Predictors of blood pressure fall with continuous positive airway pressure (CPAP) treatment of obstructive sleep apnoea (OSA)

Robinson, G. V.; Langford, B. A.; Smith, D. M.; Stradling, J. R.
October 2008
Thorax;Oct2008, Vol. 63 Issue 10, p855
Academic Journal
journal article
Background: Obstructive sleep apnoea (OSA) is associated with high cardiovascular morbidity and mortality. Randomised controlled trials have shown that, on average, treatment of OSA with continuous positive airway pressure (CPAP) reduces blood pressure (BP) by 3-5 mm Hg, although with considerable variation between individuals.
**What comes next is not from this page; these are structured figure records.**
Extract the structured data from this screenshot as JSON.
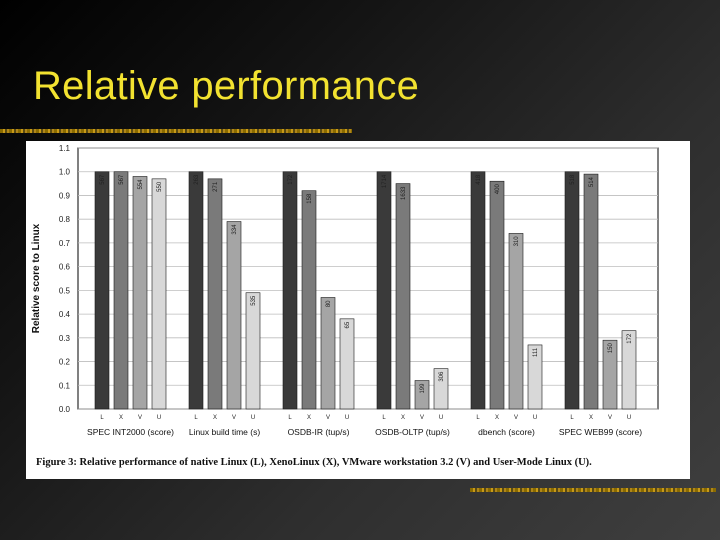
{
  "slide": {
    "title": "Relative performance"
  },
  "chart_data": {
    "type": "bar",
    "ylabel": "Relative score to Linux",
    "ylim": [
      0,
      1.1
    ],
    "yticks": [
      0.0,
      0.1,
      0.2,
      0.3,
      0.4,
      0.5,
      0.6,
      0.7,
      0.8,
      0.9,
      1.0,
      1.1
    ],
    "bar_labels": [
      "L",
      "X",
      "V",
      "U"
    ],
    "caption": "Figure 3:  Relative performance of native Linux (L), XenoLinux (X), VMware workstation 3.2 (V) and User-Mode Linux (U).",
    "colors": [
      "#3a3a3a",
      "#7a7a7a",
      "#a5a5a5",
      "#d8d8d8"
    ],
    "groups": [
      {
        "name": "SPEC INT2000 (score)",
        "values": [
          1.0,
          1.0,
          0.98,
          0.97
        ],
        "labels": [
          "567",
          "567",
          "554",
          "550"
        ]
      },
      {
        "name": "Linux build time (s)",
        "values": [
          1.0,
          0.97,
          0.79,
          0.49
        ],
        "labels": [
          "263",
          "271",
          "334",
          "535"
        ]
      },
      {
        "name": "OSDB-IR (tup/s)",
        "values": [
          1.0,
          0.92,
          0.47,
          0.38
        ],
        "labels": [
          "172",
          "158",
          "80",
          "65"
        ]
      },
      {
        "name": "OSDB-OLTP (tup/s)",
        "values": [
          1.0,
          0.95,
          0.12,
          0.17
        ],
        "labels": [
          "1714",
          "1633",
          "199",
          "306"
        ]
      },
      {
        "name": "dbench (score)",
        "values": [
          1.0,
          0.96,
          0.74,
          0.27
        ],
        "labels": [
          "418",
          "400",
          "310",
          "111"
        ]
      },
      {
        "name": "SPEC WEB99 (score)",
        "values": [
          1.0,
          0.99,
          0.29,
          0.33
        ],
        "labels": [
          "518",
          "514",
          "150",
          "172"
        ]
      }
    ]
  }
}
No predictors of the change in BP with CPAP have been convincingly identified. This prospective study aimed to determine predictors of BP change, which might provide an insight into the aetiology of the raised BP seen in untreated OSA.Methods: Eighty-six patients with daytime hypersomnolence warranting treatment with CPAP were recruited. 24 h mean BP (24 hMBP), subjective sleepiness, fasting venous blood samples and anthropometric measurements were assessed at baseline and after 6 months of CPAP treatment.Results: The mean (SD) 24 hMBP fell at 6 months from 101.0 (10.3) mm Hg to 96.1 (9.1) mm Hg (change -4.92 mm Hg (95% CI -2.8 to -7.1)). The Epworth Sleepiness Score (ESS) fell from a median of 16 (IQR 12-18) to 4 (2-7) with a mean fall of 9.7 (95% CI 8.6 to 10.8). Several factors correlated with the fall in 24 hMBP but, after allowing for the baseline 24 hMBP, only the fall in ESS and the body mass index (BMI) remained significant independent predictors (p = 0.006 and 0.007, respectively). There was also a correlation between the fall in 24 hMBP and the fall in pulse rate (r = 0.44, p<0.001). Baseline severity of OSA, overnight hypoxia, caffeine intake or being on antihypertensive drugs were not independent predictors of a fall in 24 hMBP.Conclusion: Improvement in hypersomnolence and the BMI are independent correlates of the fall in 24 hMBP following CPAP therapy. Markers of initial OSA severity did not predict the fall in 24 hMBP. This suggests that sleep fragmentation and its effects may be more important than hypoxia in the pathogenesis of the hypertension associated with human sleep apnoea.